Cob: RE: RE: Insulation - vermiculite
Sojourner
sojournr at missouri.org
Thu Jul 22 17:03:23 CDT 1999
Grace Benjamin wrote:
>
> Hello All
>
> Vermiculite is the fluffy, white, lightweight material
> often found in commercial potting mixes. You can buy it
> seperately, and it has the texture and consistency of
> polystyrene (styrofoam) "popcorn" just much, much smaller
> pieces.
No, you're thinking of perlite. I presume you could use that for
insulation as well.
Vermiculite is super-heated mica. It "explodes" into little vaguely
accordian-shaped bits. It's a sort of shiny silver/goldish color.
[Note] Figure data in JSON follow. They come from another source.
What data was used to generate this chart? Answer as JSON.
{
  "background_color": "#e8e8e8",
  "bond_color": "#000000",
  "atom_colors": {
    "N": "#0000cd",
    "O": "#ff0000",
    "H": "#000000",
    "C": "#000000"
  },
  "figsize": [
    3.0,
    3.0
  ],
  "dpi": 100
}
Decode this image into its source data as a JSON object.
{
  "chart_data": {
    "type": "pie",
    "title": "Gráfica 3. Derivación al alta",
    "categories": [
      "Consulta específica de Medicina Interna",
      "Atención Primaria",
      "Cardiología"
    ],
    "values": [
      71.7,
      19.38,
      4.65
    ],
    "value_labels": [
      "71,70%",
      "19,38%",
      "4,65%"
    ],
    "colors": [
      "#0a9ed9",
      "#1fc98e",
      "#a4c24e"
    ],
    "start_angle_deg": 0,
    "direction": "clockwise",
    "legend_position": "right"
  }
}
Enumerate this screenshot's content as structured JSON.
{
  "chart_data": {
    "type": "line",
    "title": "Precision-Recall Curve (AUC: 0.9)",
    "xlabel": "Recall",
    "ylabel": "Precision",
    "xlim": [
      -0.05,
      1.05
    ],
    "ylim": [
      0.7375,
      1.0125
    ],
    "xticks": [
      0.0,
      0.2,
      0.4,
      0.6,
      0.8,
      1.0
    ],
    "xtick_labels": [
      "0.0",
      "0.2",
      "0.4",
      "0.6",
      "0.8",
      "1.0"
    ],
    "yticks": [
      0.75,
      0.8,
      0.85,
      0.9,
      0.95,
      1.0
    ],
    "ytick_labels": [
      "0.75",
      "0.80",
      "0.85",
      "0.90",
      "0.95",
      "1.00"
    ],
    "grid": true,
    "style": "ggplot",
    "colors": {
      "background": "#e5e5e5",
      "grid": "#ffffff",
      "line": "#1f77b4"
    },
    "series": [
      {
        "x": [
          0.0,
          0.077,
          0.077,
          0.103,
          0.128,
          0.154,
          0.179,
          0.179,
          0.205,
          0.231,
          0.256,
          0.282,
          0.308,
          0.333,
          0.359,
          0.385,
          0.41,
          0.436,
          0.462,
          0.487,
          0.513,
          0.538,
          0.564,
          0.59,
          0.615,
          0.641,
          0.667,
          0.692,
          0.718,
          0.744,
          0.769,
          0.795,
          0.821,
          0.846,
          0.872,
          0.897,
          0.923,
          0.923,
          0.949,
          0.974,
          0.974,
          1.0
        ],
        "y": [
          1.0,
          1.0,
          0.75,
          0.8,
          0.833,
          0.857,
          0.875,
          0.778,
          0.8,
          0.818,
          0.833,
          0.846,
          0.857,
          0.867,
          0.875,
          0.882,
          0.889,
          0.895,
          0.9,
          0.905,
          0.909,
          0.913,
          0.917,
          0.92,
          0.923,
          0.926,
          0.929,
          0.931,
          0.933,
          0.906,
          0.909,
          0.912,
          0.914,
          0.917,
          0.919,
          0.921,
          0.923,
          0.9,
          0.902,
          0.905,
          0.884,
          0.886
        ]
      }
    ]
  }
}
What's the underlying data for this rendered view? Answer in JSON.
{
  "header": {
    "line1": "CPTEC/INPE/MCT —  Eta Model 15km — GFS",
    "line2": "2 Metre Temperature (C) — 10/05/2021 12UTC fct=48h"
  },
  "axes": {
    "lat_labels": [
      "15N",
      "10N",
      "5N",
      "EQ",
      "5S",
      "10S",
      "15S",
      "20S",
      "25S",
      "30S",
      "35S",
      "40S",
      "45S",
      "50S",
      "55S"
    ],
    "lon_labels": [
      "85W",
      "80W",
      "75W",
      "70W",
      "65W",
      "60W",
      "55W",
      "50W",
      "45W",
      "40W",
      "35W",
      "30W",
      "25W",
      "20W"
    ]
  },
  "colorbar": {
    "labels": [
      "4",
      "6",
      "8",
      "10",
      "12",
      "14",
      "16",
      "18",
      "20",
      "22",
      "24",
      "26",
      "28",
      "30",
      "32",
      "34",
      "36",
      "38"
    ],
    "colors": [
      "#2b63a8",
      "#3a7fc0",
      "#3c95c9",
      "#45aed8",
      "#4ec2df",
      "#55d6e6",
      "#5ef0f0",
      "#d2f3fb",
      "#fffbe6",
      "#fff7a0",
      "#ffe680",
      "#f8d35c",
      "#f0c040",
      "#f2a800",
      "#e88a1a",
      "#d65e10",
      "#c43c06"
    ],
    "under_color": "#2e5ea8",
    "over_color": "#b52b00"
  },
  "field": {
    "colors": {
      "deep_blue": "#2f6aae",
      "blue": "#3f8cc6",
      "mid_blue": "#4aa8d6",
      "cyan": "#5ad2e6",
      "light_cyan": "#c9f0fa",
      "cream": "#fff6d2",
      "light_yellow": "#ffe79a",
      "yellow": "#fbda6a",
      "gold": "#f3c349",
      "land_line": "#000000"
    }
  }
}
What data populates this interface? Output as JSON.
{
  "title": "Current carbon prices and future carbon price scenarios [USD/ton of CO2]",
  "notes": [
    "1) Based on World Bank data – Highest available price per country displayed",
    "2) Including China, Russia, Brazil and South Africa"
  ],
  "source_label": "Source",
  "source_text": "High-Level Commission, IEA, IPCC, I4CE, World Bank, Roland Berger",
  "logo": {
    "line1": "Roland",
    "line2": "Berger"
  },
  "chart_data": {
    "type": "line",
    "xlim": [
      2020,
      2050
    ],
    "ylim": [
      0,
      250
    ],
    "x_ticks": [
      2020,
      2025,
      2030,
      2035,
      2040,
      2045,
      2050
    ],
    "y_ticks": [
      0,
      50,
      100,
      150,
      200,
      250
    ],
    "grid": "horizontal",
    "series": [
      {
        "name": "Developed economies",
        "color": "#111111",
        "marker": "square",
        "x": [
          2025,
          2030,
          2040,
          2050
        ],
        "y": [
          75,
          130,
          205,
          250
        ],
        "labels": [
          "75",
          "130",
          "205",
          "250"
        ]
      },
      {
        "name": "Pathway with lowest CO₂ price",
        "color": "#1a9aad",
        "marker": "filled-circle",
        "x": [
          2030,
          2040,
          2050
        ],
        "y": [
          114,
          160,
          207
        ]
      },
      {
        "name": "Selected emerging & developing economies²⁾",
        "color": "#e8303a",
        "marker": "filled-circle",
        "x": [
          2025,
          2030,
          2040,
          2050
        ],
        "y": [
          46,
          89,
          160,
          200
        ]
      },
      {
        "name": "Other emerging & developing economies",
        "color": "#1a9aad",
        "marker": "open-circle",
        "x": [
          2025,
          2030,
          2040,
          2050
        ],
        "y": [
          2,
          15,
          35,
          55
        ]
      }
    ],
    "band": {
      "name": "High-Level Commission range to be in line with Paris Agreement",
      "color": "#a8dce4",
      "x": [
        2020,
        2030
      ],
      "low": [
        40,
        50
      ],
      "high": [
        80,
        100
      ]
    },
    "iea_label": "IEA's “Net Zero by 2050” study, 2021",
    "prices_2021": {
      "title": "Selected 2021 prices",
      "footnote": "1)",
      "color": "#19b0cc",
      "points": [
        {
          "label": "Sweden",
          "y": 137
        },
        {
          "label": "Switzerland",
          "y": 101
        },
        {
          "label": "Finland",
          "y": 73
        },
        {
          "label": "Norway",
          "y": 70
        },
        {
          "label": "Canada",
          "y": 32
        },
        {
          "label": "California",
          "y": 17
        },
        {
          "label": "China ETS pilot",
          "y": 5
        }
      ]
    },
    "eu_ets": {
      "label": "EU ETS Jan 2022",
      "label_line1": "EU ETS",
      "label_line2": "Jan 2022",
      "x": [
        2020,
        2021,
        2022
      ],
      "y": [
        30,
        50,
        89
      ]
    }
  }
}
I don't know how to describe it any better. Hope that's good enough.
> I assume Lyle's intent is to incorporate it evenly into
> the cob mix, just like it is mixed into potting soil- and
> for very much the same reason- to keep air spaces in the mix.
>
> While a terrific idea, my only concern is denigrating the
> stability of the wall as a whole; has anyone tried this?
Again, perlite could be used as cavity fill, or as you say above,
directly mixed into the cob. I agree, it might affect the strength of
the cob. As for anything you use as a cob additive it would behoove the
user to do some testing before relying on it.